In 2025+, such a CPU is not a desktop class device, and is sufficient only in low cost laptops (but in much lower power form.) A MacBook Neo A18, for example, is considerably better than a i5-9600K.

It would be great if Tentorrent actually yields such a product, and if, based on later performance projections that appeared in late 2025, Ascalon is actually faster, but, as I said, the world will not change much. RISC-V developers will appreciate compiling like it's 2019, but that's as far as it will go.

* LattePanda Sigma, ASROCK NUC, DFROBOT, Premio and many NAS and industrial devices.


>Ascalon tape out

Supposedly happened earlier this year. Tenstorrent says devboards in Q3.

Now we just wait.


> At this point the most likely place for fast RISC-V to appear is China.

Or we just adopt Loongson.


TBH I still don't really get how it's different from MIPS. As far as I can tell... Loongson seems to be really just MIPS, while LoongArch is MIPS with some extra instructions.

They did get rid of the delay slots and some other MIPS oddities

LoongArch is, on a first approximation, an almost RISC-V user space instruction set together with MIPS-like privileged instructions and registers.

Wait, this is a modern-ish ISA with a software-managed TLB, I didn’t realize that! The manual seems a bit unhappy about that part though:

> In the current version of this architecture specification, TLB refill and consistent maintenance between TLB and page tables are still [sic] all led by software.

https://loongson.github.io/LoongArch-Documentation/LoongArch...


I think they have already added hardware page table walks.

https://lwn.net/Articles/932048/


But legally distinct! I guess calling it M○PS was not enough for plausible deniability.

ISAs shouldn't be patentable in the first place.

(purely on vibes) loongson feels to me like an intermediate step/backup strategy rather than a longterm target (though they'll probably power govt equipment for decades of legacy either way :p)

But they didn't reflect that in a title like "current RISC-V silicon Is Sloooow" ...

Then how do you justify the title?

MIPS (the arch of which RISCV is mostly a copy) is even easier to emulate, unlike RV it does not scatter immediate bits al over the instruction word, making it easier for an emulator to get immediates. If you need emulated perf, MIPS is the easiest of all

That's a very small effect in the overall decoding of an instruction even in a pure interpretive emulator, and undetectable in a JIT.

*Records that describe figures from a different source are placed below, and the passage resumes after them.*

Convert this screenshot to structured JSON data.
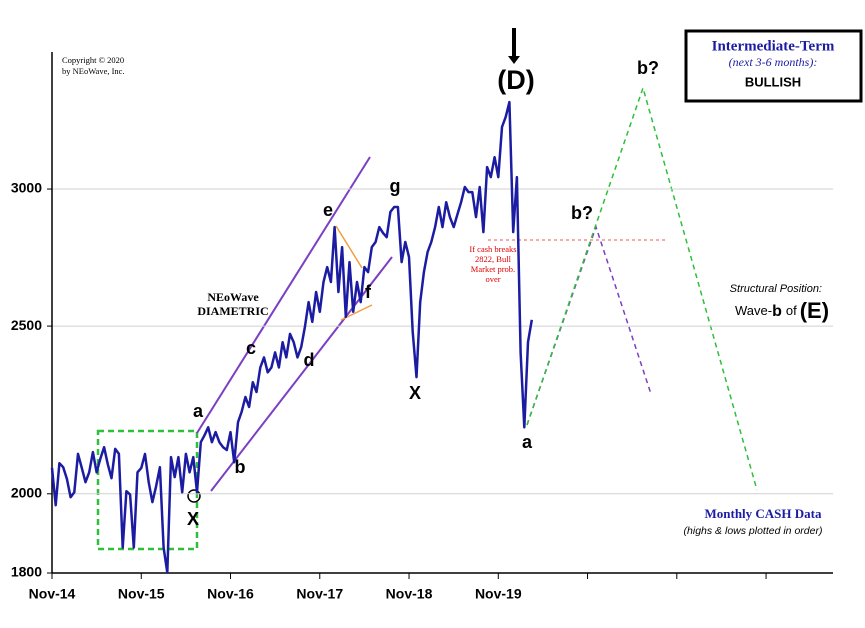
{
  "chart_data": {
    "type": "line",
    "color": "#1c1ca3",
    "log_scale": true,
    "grid": true,
    "x": [
      0,
      1,
      2,
      3,
      4,
      5,
      6,
      7,
      8,
      9,
      10,
      11,
      12,
      13,
      14,
      15,
      16,
      17,
      18,
      19,
      20,
      21,
      22,
      23,
      24,
      25,
      26,
      27,
      28,
      29,
      30,
      31,
      32,
      33,
      34,
      35,
      36,
      37,
      38,
      39,
      40,
      41,
      42,
      43,
      44,
      45,
      46,
      47,
      48,
      49,
      50,
      51,
      52,
      53,
      54,
      55,
      56,
      57,
      58,
      59,
      60,
      61,
      62,
      63,
      64,
      65,
      66,
      67,
      68,
      69,
      70,
      71,
      72,
      73,
      74,
      75,
      76,
      77,
      78,
      79,
      80,
      81,
      82,
      83,
      84,
      85,
      86,
      87,
      88,
      89,
      90,
      91,
      92,
      93,
      94,
      95,
      96,
      97,
      98,
      99,
      100,
      101,
      102,
      103,
      104,
      105,
      106,
      107,
      108,
      109,
      110,
      111,
      112,
      113,
      114,
      115,
      116,
      117,
      118,
      119,
      120,
      121,
      122,
      123,
      124,
      125,
      126,
      127,
      128,
      129
    ],
    "values": [
      2070,
      1970,
      2083,
      2072,
      2040,
      1991,
      2004,
      2109,
      2070,
      2031,
      2058,
      2114,
      2058,
      2095,
      2128,
      2080,
      2042,
      2123,
      2109,
      1862,
      2007,
      1998,
      1862,
      2058,
      2070,
      2109,
      2031,
      1978,
      2020,
      2072,
      1862,
      1801,
      2100,
      2045,
      2100,
      2004,
      2109,
      2058,
      2100,
      2004,
      2142,
      2162,
      2185,
      2142,
      2171,
      2142,
      2128,
      2120,
      2171,
      2086,
      2200,
      2231,
      2275,
      2245,
      2320,
      2290,
      2366,
      2398,
      2351,
      2366,
      2414,
      2366,
      2447,
      2398,
      2474,
      2447,
      2398,
      2431,
      2497,
      2581,
      2514,
      2616,
      2548,
      2651,
      2704,
      2651,
      2852,
      2616,
      2777,
      2531,
      2722,
      2548,
      2651,
      2581,
      2704,
      2686,
      2777,
      2796,
      2852,
      2830,
      2814,
      2910,
      2929,
      2929,
      2722,
      2796,
      2741,
      2481,
      2336,
      2581,
      2686,
      2759,
      2796,
      2852,
      2929,
      2852,
      2948,
      2890,
      2852,
      2900,
      2948,
      3008,
      2988,
      2988,
      2890,
      3008,
      2833,
      3089,
      3048,
      3130,
      3048,
      3258,
      3302,
      3368,
      2833,
      3048,
      2414,
      2185,
      2447,
      2521
    ],
    "xlim": [
      0,
      210
    ],
    "xticks": [
      {
        "value": 0,
        "label": "Nov-14"
      },
      {
        "value": 24,
        "label": "Nov-15"
      },
      {
        "value": 48,
        "label": "Nov-16"
      },
      {
        "value": 72,
        "label": "Nov-17"
      },
      {
        "value": 96,
        "label": "Nov-18"
      },
      {
        "value": 120,
        "label": "Nov-19"
      },
      {
        "value": 144,
        "label": null
      },
      {
        "value": 168,
        "label": null
      },
      {
        "value": 192,
        "label": null
      }
    ],
    "ylim": [
      1800,
      3600
    ],
    "yticks": [
      1800,
      2000,
      2500,
      3000
    ],
    "annotations": [
      "Copyright © 2020",
      "by NEoWave, Inc.",
      "a",
      "b",
      "c",
      "d",
      "e",
      "f",
      "g",
      "X",
      "X",
      "(D)",
      "a",
      "b?",
      "b?",
      "NEoWave",
      "DIAMETRIC",
      "If cash breaks",
      "2822, Bull",
      "Market prob.",
      "over",
      "Intermediate-Term",
      "(next 3-6 months):",
      "BULLISH",
      "Structural Position:",
      "Wave-",
      "b",
      "of",
      "(E)",
      "Monthly CASH Data",
      "(highs & lows plotted in order)"
    ]
  }
}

Also MIPS code is much larger.


MIPS code is not much larger.

There are two interesting differences of ISA between MIPS and RISC-V: that MIPS does not have branch on condition, only on zero/non-zero and that MIPS has 16 bit immediates with appropriate sign extension (all zeroes for ORI, all ones for ANDI). The first difference makes MIPS programs about 10% larger and second difference makes MIPS programs smaller (RISC-V immediates are 11.5 bits due to mandatory sign extension, 13 bits are required to cover 95% of immediates in MIPS-like scheme), a percent or so, I think.


ANDI is not 1-extended (though that would be nice) it is 0-extended. MIPS only has 2 extension modes for immediates - sign extended and zero-extended. all logical ops are 0-extended, all arith ops are sign extended.

Thanks. My memory failed me, I've implemented MIPS 18 years ago.

Entirely disagreed. In a simple step by step emulator it can be as much as 30% of the time spent. In a jit indeed it is less of an effect.